Supporters want the new rule approved by a panel of state lawmakers by October, just in time for the fall harvest.
That would allow international shipping containers that come to the U.S. carrying shoes or other consumer items to be filled with commodities at grain elevators for the return trip overseas, Henney said.
Containers left partially empty to meet Ohio's 80,000-pound weight limit aren't cost effective to ship, he said. Ohio had 4,113 grain-filled containers lifted for export in 2009 compared with 185,000 in Illinois, a state with heavier weight limits.
Ohio's agricultural exports totaled $2.9 billion in 2008, ranking it 16th in the nation, according to the latest statistics compiled by the federal government.
Critics of heavier truck loads include the railroad industry, which competes with trucks to move grain and other freight.

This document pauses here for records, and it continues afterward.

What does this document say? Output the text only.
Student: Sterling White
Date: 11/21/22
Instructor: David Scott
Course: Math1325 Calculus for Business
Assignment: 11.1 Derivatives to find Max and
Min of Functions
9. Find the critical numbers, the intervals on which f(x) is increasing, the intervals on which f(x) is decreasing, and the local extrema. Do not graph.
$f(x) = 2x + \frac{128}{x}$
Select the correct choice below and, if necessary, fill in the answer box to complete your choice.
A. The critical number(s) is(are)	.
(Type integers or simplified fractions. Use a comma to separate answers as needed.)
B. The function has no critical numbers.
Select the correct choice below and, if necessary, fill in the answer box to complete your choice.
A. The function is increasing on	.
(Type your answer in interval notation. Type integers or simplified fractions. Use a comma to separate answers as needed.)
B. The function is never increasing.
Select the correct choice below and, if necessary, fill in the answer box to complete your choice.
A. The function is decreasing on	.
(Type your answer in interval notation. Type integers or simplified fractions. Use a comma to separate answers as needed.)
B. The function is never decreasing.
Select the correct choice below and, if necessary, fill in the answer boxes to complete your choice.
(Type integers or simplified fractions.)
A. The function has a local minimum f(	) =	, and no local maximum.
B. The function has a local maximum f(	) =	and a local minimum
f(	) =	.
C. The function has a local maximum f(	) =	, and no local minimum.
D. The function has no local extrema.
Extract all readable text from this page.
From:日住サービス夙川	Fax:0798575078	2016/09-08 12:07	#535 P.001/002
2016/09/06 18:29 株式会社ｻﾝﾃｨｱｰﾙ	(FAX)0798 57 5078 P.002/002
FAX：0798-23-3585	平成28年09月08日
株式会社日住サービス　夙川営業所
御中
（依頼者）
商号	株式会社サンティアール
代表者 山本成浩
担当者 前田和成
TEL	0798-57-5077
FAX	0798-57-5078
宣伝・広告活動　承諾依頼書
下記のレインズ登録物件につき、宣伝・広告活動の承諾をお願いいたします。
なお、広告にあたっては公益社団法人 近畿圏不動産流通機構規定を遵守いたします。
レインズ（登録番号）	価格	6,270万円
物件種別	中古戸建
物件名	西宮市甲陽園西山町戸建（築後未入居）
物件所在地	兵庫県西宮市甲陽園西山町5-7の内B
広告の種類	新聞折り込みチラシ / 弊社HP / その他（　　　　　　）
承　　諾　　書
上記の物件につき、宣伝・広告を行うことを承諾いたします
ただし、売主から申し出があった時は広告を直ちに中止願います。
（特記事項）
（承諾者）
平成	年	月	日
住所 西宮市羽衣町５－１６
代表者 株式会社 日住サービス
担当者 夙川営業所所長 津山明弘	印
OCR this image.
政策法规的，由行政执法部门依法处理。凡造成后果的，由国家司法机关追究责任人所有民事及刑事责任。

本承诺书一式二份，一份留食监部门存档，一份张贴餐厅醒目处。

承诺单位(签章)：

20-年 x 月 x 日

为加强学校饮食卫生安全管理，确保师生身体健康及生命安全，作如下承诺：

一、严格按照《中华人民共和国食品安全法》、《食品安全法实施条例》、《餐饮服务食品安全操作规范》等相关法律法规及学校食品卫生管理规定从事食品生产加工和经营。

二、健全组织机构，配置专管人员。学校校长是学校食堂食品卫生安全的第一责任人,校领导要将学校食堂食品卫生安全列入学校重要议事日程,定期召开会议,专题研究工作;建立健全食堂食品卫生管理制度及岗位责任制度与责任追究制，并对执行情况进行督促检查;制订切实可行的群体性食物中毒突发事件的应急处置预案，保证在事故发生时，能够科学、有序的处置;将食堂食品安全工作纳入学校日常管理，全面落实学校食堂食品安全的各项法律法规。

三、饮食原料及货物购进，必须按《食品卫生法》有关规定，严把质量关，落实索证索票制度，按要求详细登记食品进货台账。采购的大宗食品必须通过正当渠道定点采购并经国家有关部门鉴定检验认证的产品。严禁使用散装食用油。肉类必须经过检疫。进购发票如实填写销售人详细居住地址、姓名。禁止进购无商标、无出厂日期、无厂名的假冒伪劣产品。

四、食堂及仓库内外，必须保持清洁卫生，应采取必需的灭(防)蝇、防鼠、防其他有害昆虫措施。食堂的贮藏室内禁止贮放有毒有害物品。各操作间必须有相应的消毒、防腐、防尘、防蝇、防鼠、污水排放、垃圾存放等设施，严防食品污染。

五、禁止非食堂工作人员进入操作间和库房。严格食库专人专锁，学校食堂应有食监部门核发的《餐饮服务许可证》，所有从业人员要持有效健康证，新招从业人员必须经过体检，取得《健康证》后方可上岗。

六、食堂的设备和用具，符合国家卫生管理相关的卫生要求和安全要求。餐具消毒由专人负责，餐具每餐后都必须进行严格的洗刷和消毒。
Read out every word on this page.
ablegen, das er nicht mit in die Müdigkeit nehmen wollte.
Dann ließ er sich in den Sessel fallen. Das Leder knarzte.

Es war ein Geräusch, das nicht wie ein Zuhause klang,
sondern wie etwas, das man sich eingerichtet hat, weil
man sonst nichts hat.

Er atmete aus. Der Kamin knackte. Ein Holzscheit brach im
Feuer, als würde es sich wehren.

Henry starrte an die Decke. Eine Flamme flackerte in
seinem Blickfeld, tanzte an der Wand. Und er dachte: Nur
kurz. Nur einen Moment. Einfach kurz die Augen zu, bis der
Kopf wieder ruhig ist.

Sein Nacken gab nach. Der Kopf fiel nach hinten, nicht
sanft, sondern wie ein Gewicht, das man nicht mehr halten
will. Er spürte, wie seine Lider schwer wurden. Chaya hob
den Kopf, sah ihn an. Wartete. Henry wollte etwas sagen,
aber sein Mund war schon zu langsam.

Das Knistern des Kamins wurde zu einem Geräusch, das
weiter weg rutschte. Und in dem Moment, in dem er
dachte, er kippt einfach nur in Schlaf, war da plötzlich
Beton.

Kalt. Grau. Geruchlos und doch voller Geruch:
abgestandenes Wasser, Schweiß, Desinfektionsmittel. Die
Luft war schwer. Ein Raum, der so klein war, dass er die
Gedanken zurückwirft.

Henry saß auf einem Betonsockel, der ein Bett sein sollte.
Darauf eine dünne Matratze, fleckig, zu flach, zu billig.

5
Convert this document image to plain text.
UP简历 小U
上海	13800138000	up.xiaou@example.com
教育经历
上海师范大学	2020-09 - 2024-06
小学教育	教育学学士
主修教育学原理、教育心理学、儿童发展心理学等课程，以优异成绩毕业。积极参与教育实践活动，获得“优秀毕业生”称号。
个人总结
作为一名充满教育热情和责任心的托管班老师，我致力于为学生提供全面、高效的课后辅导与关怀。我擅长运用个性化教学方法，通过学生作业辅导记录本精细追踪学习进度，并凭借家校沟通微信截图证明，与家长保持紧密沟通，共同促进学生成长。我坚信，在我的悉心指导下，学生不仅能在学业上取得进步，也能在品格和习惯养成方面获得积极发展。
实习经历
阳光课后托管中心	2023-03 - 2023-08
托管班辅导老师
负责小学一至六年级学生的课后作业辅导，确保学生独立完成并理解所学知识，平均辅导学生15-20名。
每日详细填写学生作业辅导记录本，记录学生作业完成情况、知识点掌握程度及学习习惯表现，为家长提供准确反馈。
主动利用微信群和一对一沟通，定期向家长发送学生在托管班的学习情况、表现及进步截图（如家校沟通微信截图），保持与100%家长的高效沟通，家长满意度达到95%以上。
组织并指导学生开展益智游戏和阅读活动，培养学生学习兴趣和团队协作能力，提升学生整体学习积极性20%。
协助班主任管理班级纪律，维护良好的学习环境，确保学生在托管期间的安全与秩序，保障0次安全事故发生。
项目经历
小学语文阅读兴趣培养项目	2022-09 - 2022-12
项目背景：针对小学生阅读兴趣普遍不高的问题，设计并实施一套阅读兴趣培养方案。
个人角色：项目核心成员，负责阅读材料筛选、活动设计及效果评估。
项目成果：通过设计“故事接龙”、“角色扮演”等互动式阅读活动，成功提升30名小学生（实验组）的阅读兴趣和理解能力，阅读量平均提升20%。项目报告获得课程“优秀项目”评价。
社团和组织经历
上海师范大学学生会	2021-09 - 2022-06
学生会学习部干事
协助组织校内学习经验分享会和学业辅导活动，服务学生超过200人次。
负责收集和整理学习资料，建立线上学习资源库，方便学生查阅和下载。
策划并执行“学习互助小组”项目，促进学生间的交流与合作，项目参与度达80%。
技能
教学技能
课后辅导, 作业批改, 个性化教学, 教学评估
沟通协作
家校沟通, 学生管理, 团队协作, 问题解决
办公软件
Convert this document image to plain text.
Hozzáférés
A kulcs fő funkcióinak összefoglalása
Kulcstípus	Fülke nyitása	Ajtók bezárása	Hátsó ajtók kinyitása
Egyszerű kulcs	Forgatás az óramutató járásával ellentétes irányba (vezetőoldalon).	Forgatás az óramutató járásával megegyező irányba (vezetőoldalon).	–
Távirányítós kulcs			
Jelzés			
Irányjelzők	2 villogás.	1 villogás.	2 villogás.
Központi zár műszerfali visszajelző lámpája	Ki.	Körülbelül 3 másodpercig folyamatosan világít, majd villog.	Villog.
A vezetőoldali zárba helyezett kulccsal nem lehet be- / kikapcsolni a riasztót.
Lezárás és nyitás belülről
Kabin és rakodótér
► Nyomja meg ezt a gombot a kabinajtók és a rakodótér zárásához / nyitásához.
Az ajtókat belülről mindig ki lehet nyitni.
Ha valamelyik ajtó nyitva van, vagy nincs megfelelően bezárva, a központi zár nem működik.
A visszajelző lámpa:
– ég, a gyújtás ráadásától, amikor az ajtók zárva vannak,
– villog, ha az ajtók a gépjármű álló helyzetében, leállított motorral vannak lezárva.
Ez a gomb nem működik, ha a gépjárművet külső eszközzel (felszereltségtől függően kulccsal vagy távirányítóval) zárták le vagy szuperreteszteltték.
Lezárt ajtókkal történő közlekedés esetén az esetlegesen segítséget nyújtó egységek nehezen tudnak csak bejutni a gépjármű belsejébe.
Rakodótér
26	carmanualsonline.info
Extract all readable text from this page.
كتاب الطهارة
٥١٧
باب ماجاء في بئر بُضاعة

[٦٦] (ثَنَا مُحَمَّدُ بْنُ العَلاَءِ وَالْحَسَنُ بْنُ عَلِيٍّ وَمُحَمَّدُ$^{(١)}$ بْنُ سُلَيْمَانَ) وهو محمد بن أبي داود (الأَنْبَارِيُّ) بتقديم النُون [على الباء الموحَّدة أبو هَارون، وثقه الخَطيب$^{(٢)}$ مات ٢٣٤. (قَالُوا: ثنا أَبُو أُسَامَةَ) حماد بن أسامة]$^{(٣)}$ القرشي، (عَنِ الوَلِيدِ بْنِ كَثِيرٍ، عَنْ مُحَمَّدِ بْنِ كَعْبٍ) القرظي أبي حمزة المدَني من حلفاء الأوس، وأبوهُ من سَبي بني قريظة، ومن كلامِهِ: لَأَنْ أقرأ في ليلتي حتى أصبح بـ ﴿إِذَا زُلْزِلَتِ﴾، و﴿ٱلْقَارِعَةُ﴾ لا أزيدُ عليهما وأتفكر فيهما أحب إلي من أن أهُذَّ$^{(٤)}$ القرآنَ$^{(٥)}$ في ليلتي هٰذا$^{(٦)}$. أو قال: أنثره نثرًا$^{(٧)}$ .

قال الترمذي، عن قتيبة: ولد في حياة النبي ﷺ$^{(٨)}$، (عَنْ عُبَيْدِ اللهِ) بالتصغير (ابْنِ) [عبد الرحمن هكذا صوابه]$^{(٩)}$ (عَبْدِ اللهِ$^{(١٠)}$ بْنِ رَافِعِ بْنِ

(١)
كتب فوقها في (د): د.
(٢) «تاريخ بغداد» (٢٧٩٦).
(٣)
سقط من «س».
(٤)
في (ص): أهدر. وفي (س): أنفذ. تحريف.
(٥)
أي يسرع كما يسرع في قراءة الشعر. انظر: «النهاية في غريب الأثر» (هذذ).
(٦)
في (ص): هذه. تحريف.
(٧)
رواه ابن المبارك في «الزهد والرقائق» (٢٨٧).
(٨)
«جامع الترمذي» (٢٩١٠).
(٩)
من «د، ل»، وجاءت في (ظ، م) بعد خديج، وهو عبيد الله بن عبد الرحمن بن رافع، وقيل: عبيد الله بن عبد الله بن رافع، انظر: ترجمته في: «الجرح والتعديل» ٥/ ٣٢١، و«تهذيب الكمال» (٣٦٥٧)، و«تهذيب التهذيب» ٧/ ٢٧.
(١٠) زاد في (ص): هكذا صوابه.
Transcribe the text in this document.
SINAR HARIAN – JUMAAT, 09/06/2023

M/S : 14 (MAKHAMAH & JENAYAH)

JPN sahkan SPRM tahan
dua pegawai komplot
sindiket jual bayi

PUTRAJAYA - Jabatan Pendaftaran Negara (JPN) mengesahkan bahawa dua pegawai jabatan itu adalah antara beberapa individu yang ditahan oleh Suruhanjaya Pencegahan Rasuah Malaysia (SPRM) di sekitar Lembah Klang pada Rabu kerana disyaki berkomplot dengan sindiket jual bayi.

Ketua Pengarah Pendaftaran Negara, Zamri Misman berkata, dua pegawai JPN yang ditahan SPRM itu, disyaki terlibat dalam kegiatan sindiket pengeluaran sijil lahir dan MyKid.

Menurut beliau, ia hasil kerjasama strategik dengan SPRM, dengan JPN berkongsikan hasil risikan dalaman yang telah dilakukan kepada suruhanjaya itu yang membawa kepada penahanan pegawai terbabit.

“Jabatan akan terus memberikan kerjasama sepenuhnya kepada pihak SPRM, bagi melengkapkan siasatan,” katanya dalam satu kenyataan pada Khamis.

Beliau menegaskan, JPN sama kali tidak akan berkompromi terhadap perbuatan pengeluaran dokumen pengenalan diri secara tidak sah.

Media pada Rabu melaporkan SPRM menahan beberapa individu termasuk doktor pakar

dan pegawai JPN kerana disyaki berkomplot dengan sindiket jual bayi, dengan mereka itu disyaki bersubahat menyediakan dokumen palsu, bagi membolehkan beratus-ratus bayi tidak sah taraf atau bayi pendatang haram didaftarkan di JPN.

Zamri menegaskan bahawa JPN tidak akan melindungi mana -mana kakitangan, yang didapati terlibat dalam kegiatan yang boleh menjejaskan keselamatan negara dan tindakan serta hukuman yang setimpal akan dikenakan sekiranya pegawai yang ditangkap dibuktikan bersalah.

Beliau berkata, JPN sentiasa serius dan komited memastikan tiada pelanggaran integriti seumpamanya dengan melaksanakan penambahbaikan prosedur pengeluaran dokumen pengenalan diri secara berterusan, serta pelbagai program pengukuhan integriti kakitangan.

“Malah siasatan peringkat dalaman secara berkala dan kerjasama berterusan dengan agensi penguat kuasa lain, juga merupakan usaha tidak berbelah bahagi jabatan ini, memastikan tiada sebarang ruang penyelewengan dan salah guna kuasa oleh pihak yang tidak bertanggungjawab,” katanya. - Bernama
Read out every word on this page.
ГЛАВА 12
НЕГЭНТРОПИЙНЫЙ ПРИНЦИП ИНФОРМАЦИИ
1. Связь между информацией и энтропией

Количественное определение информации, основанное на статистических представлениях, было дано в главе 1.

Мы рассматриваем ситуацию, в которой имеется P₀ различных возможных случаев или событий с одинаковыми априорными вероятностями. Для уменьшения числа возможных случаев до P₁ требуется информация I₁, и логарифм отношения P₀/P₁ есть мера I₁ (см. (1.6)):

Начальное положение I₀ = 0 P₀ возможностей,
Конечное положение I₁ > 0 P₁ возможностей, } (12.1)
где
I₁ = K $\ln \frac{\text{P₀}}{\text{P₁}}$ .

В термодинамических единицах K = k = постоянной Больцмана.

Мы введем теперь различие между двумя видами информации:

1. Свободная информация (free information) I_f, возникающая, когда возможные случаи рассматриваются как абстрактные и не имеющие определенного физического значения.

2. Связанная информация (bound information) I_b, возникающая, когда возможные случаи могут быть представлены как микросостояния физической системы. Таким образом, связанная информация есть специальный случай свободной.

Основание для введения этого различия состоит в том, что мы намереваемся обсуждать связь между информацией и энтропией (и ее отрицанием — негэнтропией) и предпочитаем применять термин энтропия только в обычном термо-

The new policy is being rushed without answers to how it will increase the cost of maintaining roads and sets a bad precedent that may lead to more trucks and even heavier shipments, said Art Arnold, president of the Ohio Railroad Association.
The state issues about 270,700 special hauling permits a year. Officials have not estimated how many more permits are likely to come from the weight change but don't expect to see a dramatic increase in the government's cost of maintaining roads, said Scott Varner, spokesman for the transportation department.
The new policy would be limited. For example, no out-of-state trucks would be allowed to carry these loads, and the trucks must travel on a select number of approved state highways and bridges — structures that can handle the extra weight, he said.
The trucks would unload shipping containers at Ohio intermodal facilities, where they would be placed on cargo planes or on trains bound for an international port.
"Moving freight more efficiently is a good thing, but where is the analysis of the energy use, air emissions and pavement impact?" said Jack Shaner, deputy director at the Ohio Environmental Council. "I think Ohioans deserve that full analysis before going forward."